Los 65 son los nuevos 40. Al menos, eso dicen ahora. No paro de escucharlo. Es posible. Pero lo que es seguro es que a esa edad te puedes morir, como Eddie Van Halen, o te puedes ir de gira, como pretende Angus Young. Al primero lo detuvo para siempre un cáncer de garganta; al segundo, solo le puede retener esta nueva configuración planetaria dominada por la pandemia y la tristeza, las normas sanitarias y su incumplimiento y, por supuesto, este exigente y amargo alejamiento social.
Llegar a la mitad del recorrido de la sexta década e ir hacia un lado u otro, ¿será cuestión de suerte? ¿O será una sentencia de los dioses? ¿Lo decidirá el CEO que rige nuestra existencia desde algún extraño lugar o simplemente no lo hará nadie? Esa gran incertidumbre ha inquietado a los humanos desde que empezamos a pisar la corteza terrestre. Desde las cavernas, desde siempre; y, probablemente, la duda existencial persistirá hasta que una estrella en caída libre nos aplaste, o lo haga una descarga de rayos gamma que consiga eludir ser absorbida por la atmósfera. La -asombrosa, por otro lado-, falta de una explicación a todo esto, a lo bueno y a lo malo, a lo útil y a lo inútil, se prolongará hasta el fin de los días.
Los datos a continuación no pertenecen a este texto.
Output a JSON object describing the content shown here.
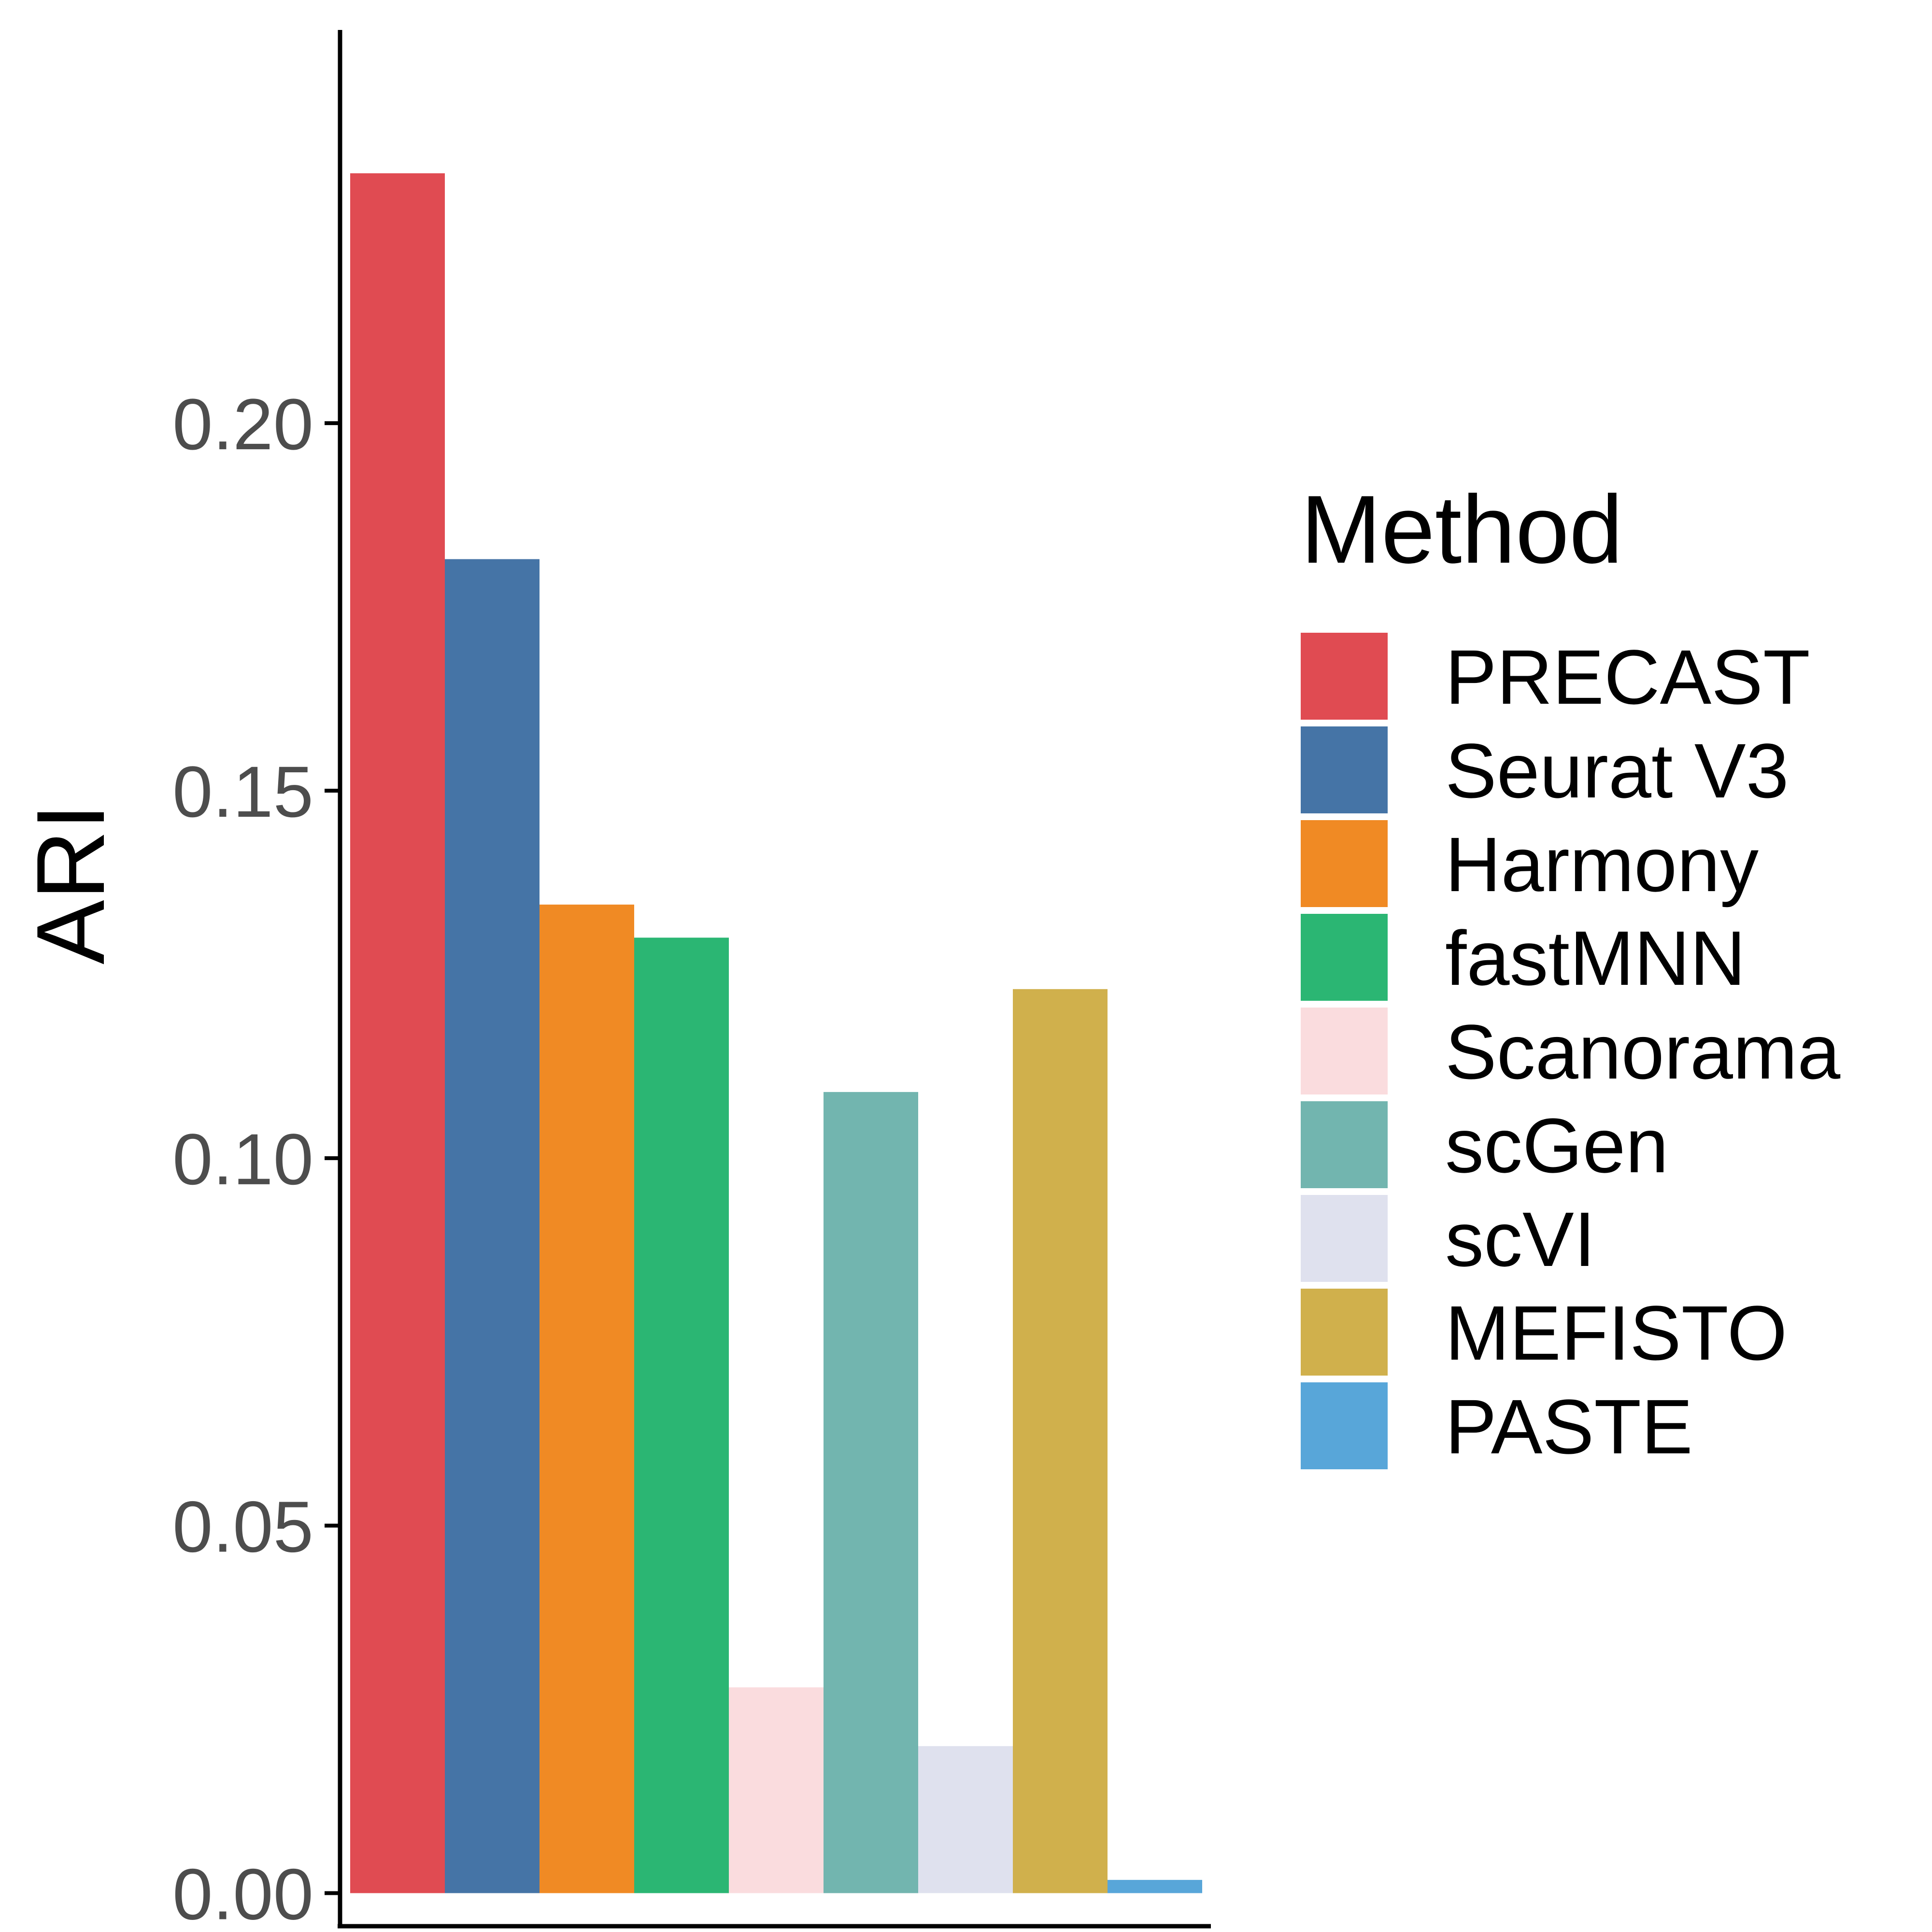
{
  "chart_data": {
    "type": "bar",
    "ylabel": "ARI",
    "legend_title": "Method",
    "legend_position": "right",
    "grid": false,
    "ylim": [
      -0.0045,
      0.2535
    ],
    "yticks": [
      {
        "value": 0.0,
        "label": "0.00"
      },
      {
        "value": 0.05,
        "label": "0.05"
      },
      {
        "value": 0.1,
        "label": "0.10"
      },
      {
        "value": 0.15,
        "label": "0.15"
      },
      {
        "value": 0.2,
        "label": "0.20"
      }
    ],
    "series": [
      {
        "name": "PRECAST",
        "value": 0.234,
        "color": "#E04B52"
      },
      {
        "name": "Seurat V3",
        "value": 0.1815,
        "color": "#4574A6"
      },
      {
        "name": "Harmony",
        "value": 0.1345,
        "color": "#F08A24"
      },
      {
        "name": "fastMNN",
        "value": 0.13,
        "color": "#2BB673"
      },
      {
        "name": "Scanorama",
        "value": 0.028,
        "color": "#FADCDE"
      },
      {
        "name": "scGen",
        "value": 0.109,
        "color": "#72B5AF"
      },
      {
        "name": "scVI",
        "value": 0.02,
        "color": "#DFE1EE"
      },
      {
        "name": "MEFISTO",
        "value": 0.123,
        "color": "#D0B04C"
      },
      {
        "name": "PASTE",
        "value": 0.0018,
        "color": "#58A6D9"
      }
    ]
  }
}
¿Estará escrito en algún lugar cuál va a ser nuestro destino, o vamos construyendo uno cada día, con nuestros actos? Ragnar Lothbrook, el rey y antes granjero nórdico, no creía demasiado en Odin, al menos según la serie Vikingos, y mucho menos en los adivinadores. Pero aun así iba, con una sonrisa enigmática, a consultarles para comprobar qué tenían que decirle.
“Hay un tren cada día/que sale en direcciones opuestas/hay un mundo ahí fuera/y tienes un camino que seguir/pronto creeré que está muy bien/este es mi primer adiós”, compuso el músico californiano Jackson Browne quien, a lo largo de sus mejores canciones, como My Opening Farewell, brinda respuestas -o algo que se le parece lo suficiente- a todas las grandes cuestiones que se plantea la humanidad. También a esta sobre la volatilidad potencial del destino.
No, no sabemos cómo nos desconcertará el futuro, cuando llegue. Van Halen lideró, junto a su hermano Alex, uno de los grupos más exitosos de la historia, y lo hizo durante 25 años. Angus, también con su hermano Malcolm, creó AC/DC en 1973. Los dos están reconocidos, a través de la revista Rolling Stone, máxima autoridad en estos asuntos, como dos de los mejores guitarristas que hayan pisado los escenarios. Dos absolutas leyendas del rock. Uno ya sabe si existe el otro mundo, ese al que cantaba Albert Hammond. El otro publica el mes próximo Power up, su disco de estudio número 17, tras reunir a la formación más clásica de la banda. ¿Habrán decidido los dioses adónde iba cada uno de ellos, 65 años después de su primer biberón, o lo habrá hecho la más pura e inexplicable casualidad?
Nunca lo sabremos, así que tendremos que conformarnos con seguir viviendo así, a ciegas hasta los 65 años o, en su defecto, hasta donde se pueda. Conscientes de que no podremos saber, ni siquiera con adivinadores tan rigurosos como los de Vikingos, si mañana nos tocará la lotería o un cáncer en un estadío incorregible. Sin saber si la pandemia acabará pronto, o si será ella quien acabe con nosotros. Sin saber por qué cogimos el tren que menciona Browne a pesar de desconocer adónde nos conduciría. Sin saber por qué y para qué, en realidad, hemos vivido todo este tiempo.